2018-ICML-Understanding and Simplifying One-Shot Architecture Search

来源：ChenBong 博客园

Google Brain
Gabriel Bender、Quoc Le
Citation：183

Introduction

One promising direction is sharing weights between models: rather than training thousands of separate models from scratch, one can train a single large network capable of emulating any architecture in the search space.

权重共享是一个有潜力的方向，因为不必从头训练许多网络，只需要训练一个大网络，就可以从中抽样出不同的网络结构（进行评估）。

A simple example is shown in Figure 1, where we have the option of applying either a 3x3 convolution, a 5x5 convolution, or a max-pooling layer at a particular position in the network.

Instead of training three separate models, we can train a single model containing all three operations (the one-shot model).

如果图1所示的一个网络block，训练时3个操作都启用，但评估（抽样）时，只启用其中一个。

这样就不用训练3个不同的模型，只需要训练一个包含3个操作的模型。
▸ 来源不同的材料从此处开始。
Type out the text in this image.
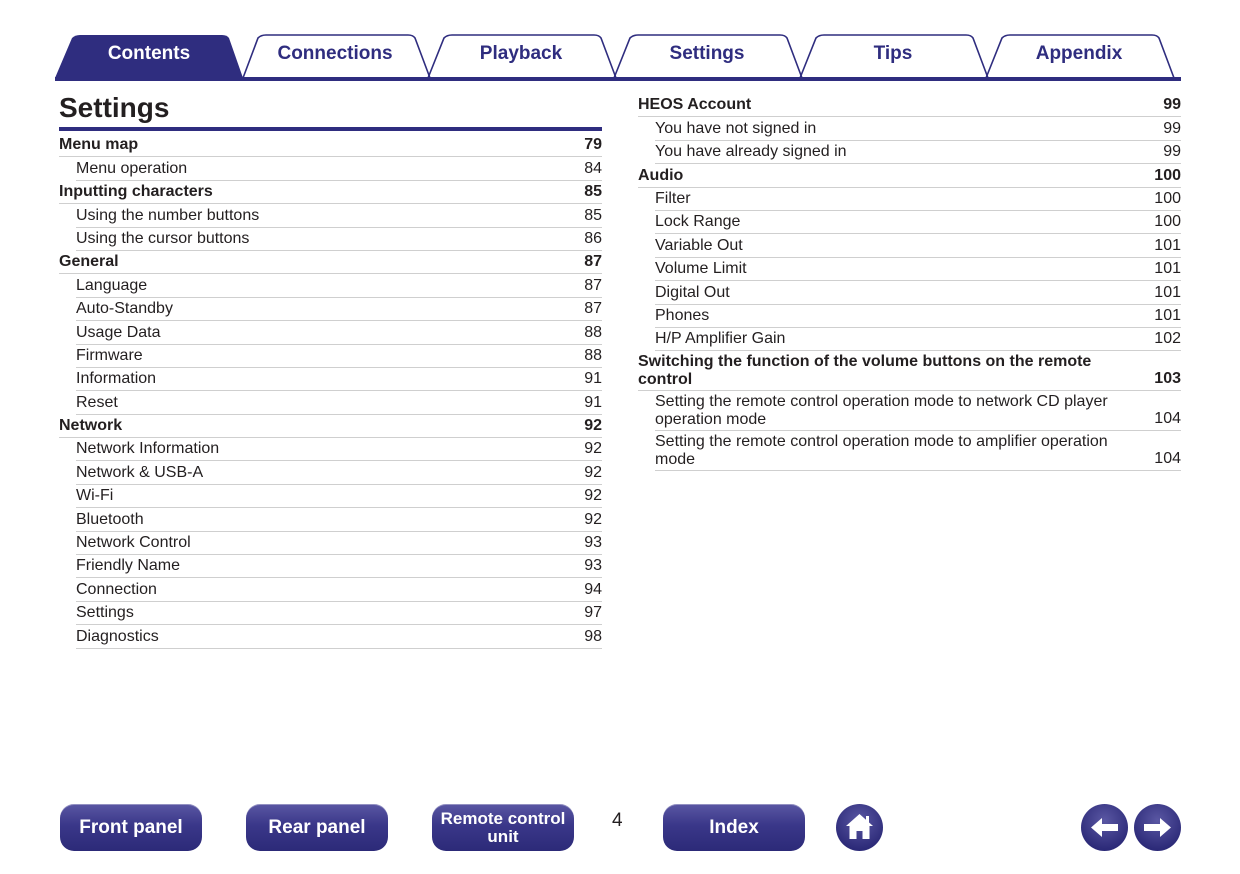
Contents	Connections	Playback	Settings	Tips	Appendix
Settings
Menu map	79
Menu operation	84
Inputting characters	85
Using the number buttons	85
Using the cursor buttons	86
General	87
Language	87
Auto-Standby	87
Usage Data	88
Firmware	88
Information	91
Reset	91
Network	92
Network Information	92
Network & USB-A	92
Wi-Fi	92
Bluetooth	92
Network Control	93
Friendly Name	93
Connection	94
Settings	97
Diagnostics	98
HEOS Account	99
You have not signed in	99
You have already signed in	99
Audio	100
Filter	100
Lock Range	100
Variable Out	101
Volume Limit	101
Digital Out	101
Phones	101
H/P Amplifier Gain	102
Switching the function of the volume buttons on the remote control	103
Setting the remote control operation mode to network CD player operation mode	104
Setting the remote control operation mode to amplifier operation mode	104
Front panel	Rear panel	Remote control
unit
4	Index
训练时会给3个不同的操作都学习各自的权重。

The size of the search space grows exponentially with the number of choices, while the size of the one-shot model grows only linearly.
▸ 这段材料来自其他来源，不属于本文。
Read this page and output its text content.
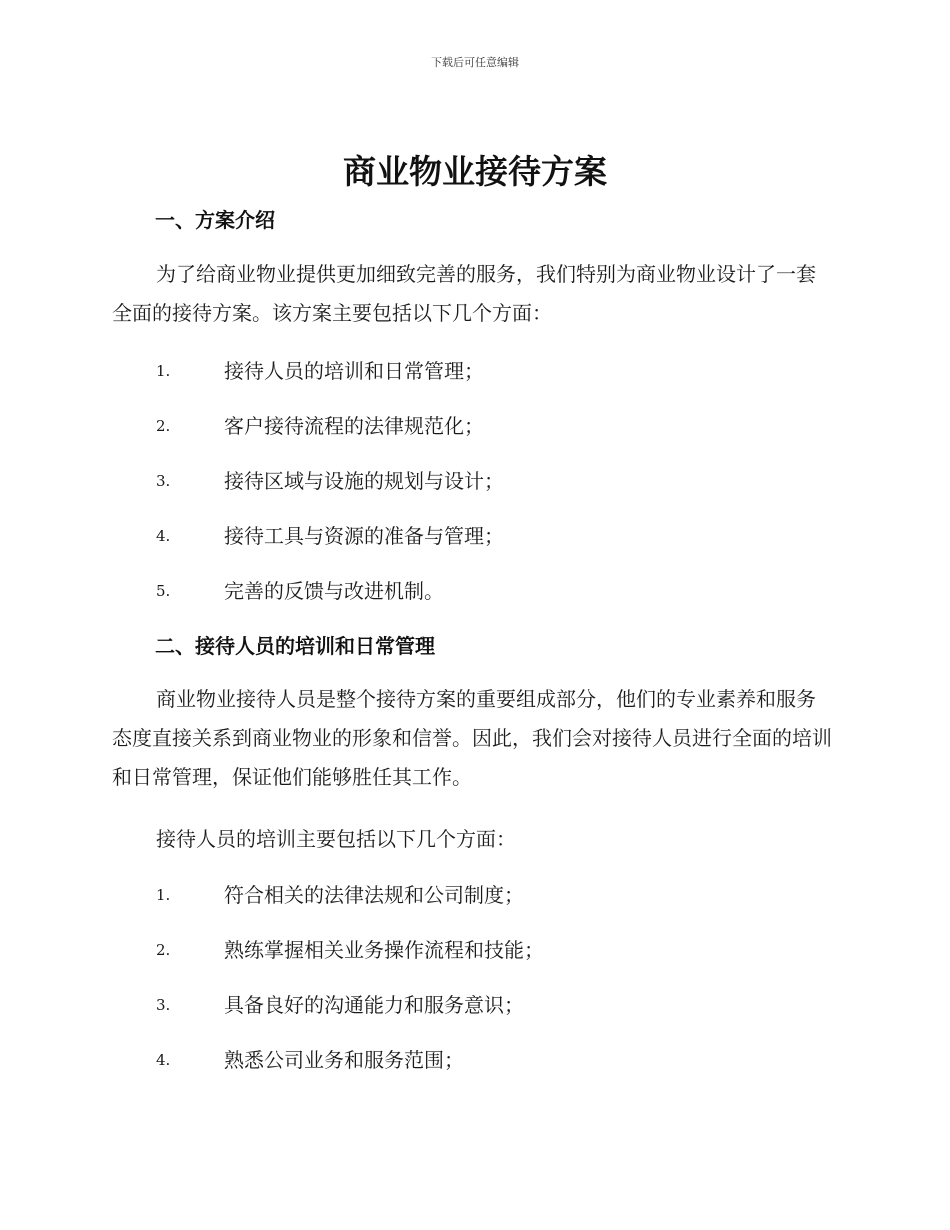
下载后可任意编辑
商业物业接待方案
一、方案介绍
为了给商业物业提供更加细致完善的服务，我们特别为商业物业设计了一套全面的接待方案。该方案主要包括以下几个方面：
1.	接待人员的培训和日常管理；
2.	客户接待流程的法律规范化；
3.	接待区域与设施的规划与设计；
4.	接待工具与资源的准备与管理；
5.	完善的反馈与改进机制。
二、接待人员的培训和日常管理
商业物业接待人员是整个接待方案的重要组成部分，他们的专业素养和服务态度直接关系到商业物业的形象和信誉。因此，我们会对接待人员进行全面的培训和日常管理，保证他们能够胜任其工作。
接待人员的培训主要包括以下几个方面：
1.	符合相关的法律法规和公司制度；
2.	熟练掌握相关业务操作流程和技能；
3.	具备良好的沟通能力和服务意识；
4.	熟悉公司业务和服务范围；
当搜索空间增加时，传统的子网络数量会指数增加，而one-shot model只会线性增加。

The same weights are used to evaluate many different architectures, reducing the resources required to run an architecture search by orders of magnitude.

（训练完大模型以后）从大模型中抽取不同的子模型进行评估时，如果不同的子网络中有重叠的部分，这些重叠部分的操作权重是共享的。
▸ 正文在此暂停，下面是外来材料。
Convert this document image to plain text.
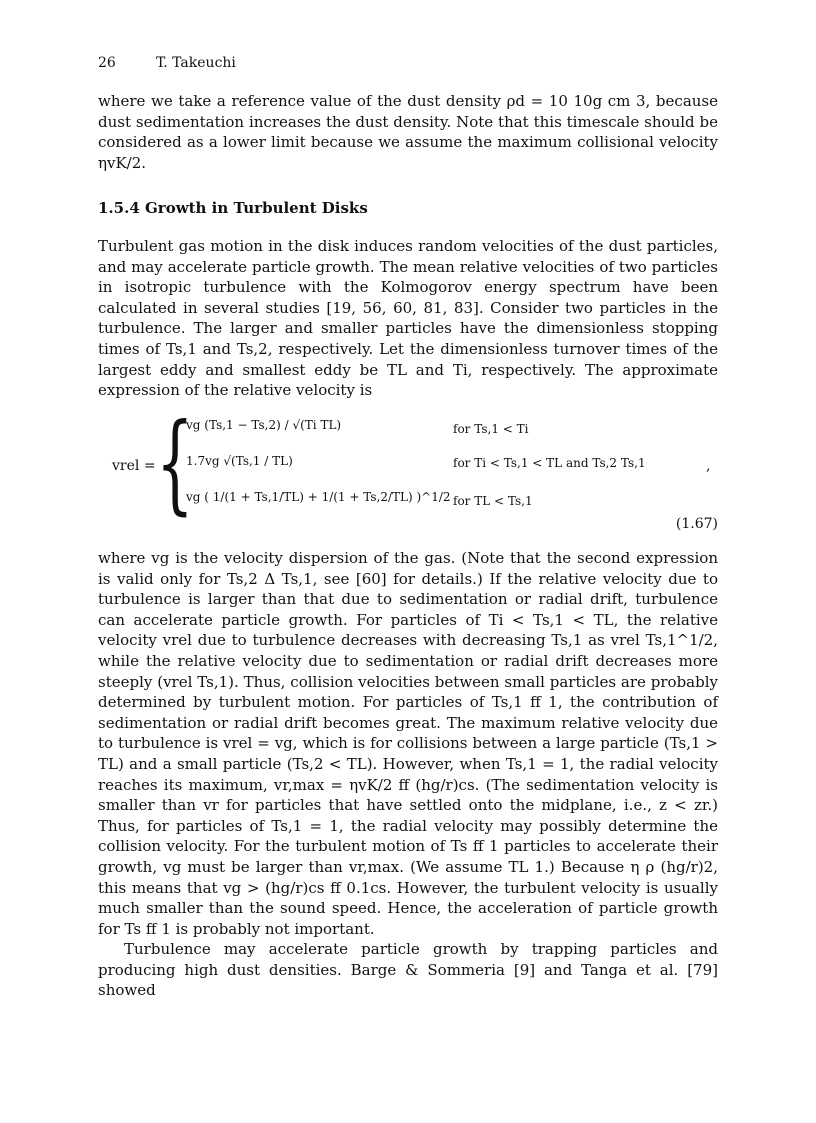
26	T. Takeuchi

where we take a reference value of the dust density ρd = 10 10g cm 3, because dust sedimentation increases the dust density. Note that this timescale should be considered as a lower limit because we assume the maximum collisional velocity ηvK/2.

1.5.4 Growth in Turbulent Disks

Turbulent gas motion in the disk induces random velocities of the dust particles, and may accelerate particle growth. The mean relative velocities of two particles in isotropic turbulence with the Kolmogorov energy spectrum have been calculated in several studies [19, 56, 60, 81, 83]. Consider two particles in the turbulence. The larger and smaller particles have the dimensionless stopping times of Ts,1 and Ts,2, respectively. Let the dimensionless turnover times of the largest eddy and smallest eddy be TL and Ti, respectively. The approximate expression of the relative velocity is

vrel = {
vg (Ts,1 − Ts,2) / √(Ti TL)	for Ts,1 < Ti
1.7vg √(Ts,1 / TL)	for Ti < Ts,1 < TL and Ts,2 Ts,1
vg ( 1/(1 + Ts,1/TL) + 1/(1 + Ts,2/TL) )^1/2 for TL < Ts,1
,
(1.67)

where vg is the velocity dispersion of the gas. (Note that the second expression is valid only for Ts,2 Δ Ts,1, see [60] for details.) If the relative velocity due to turbulence is larger than that due to sedimentation or radial drift, turbulence can accelerate particle growth. For particles of Ti < Ts,1 < TL, the relative velocity vrel due to turbulence decreases with decreasing Ts,1 as vrel Ts,1^1/2, while the relative velocity due to sedimentation or radial drift decreases more steeply (vrel Ts,1). Thus, collision velocities between small particles are probably determined by turbulent motion. For particles of Ts,1 ff 1, the contribution of sedimentation or radial drift becomes great. The maximum relative velocity due to turbulence is vrel = vg, which is for collisions between a large particle (Ts,1 > TL) and a small particle (Ts,2 < TL). However, when Ts,1 = 1, the radial velocity reaches its maximum, vr,max = ηvK/2 ff (hg/r)cs. (The sedimentation velocity is smaller than vr for particles that have settled onto the midplane, i.e., z < zr.) Thus, for particles of Ts,1 = 1, the radial velocity may possibly determine the collision velocity. For the turbulent motion of Ts ff 1 particles to accelerate their growth, vg must be larger than vr,max. (We assume TL 1.) Because η ρ (hg/r)2, this means that vg > (hg/r)cs ff 0.1cs. However, the turbulent velocity is usually much smaller than the sound speed. Hence, the acceleration of particle growth for Ts ff 1 is probably not important.

Turbulence may accelerate particle growth by trapping particles and producing high dust densities. Barge & Sommeria [9] and Tanga et al. [79] showed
One-shot models are typically only used to rank architectures in the search space; the best-performing architectures are retrained from scratch after the search is completed.

当评估完多个结构以后，选取在评估阶段表现最好的子模型，train from scratch

Motivation

previous works remain complex, requiring hypernetworks or reinforcement learning controllers.

之前的工作使用复杂的超网，强化学习等。

Contribution

With careful experimental analysis, we show that it is possible to efficiently identify promising architectures from a complex search space without either hypernetworks or RL.

提出无需超网或强化学习，就可以从

Method

One-Shot NAS Steps

The proposed approach for one-shot architecture search consists of four steps:

(1) Design a search space that allows us to represent a wide variety of architectures using a single one-shot model.

(2) Train the one-shot model to make it predictive of the validation accuracies of the architectures.

(3) Evaluate candidate architectures on the validation set using the pre-trained one shot model.

(4) Re-train the most promising architectures from scratch and evaluate their performance on the test set.

one-shot 结构搜索包含4个步骤：

1）搜索空间足够大，可以用一个one-shot 大网络（抽样）出足够多的结构

2）训练one-shot网络，使得one-shot 网络可以预测子网络的性能。

3）在验证集上用训练好的one-shot 大网络抽样出不同的候选子网络，评估子网络的性能。

4）re-train 最有潜力的网络，并在测试集上得到子网络的性能

Search Space

1）the search space should be large and expressive enough to capture a diverse set of interesting candidate architectures.

2）the validation set accuracies produced by the one-shot model must be predictive of the accuracies produced by stand-alone model training.

3）the one-shot model must be small enough to train using limited compute resources (i.e., memory and time)

one-shot search space需要满足以下条件：

1）search space需要足够large和expressive，这样才能探索更丰富多样的候选网络架构

2）one-shot模型在验证集上的准确率必须与stand-alone模型的准确率高度相关。也就是说相比于其他候选模型，A模型在验证集上准确率高，那么对A模型retrain的之后，它在测试集上的准确率也要是最高，或者是靠前的。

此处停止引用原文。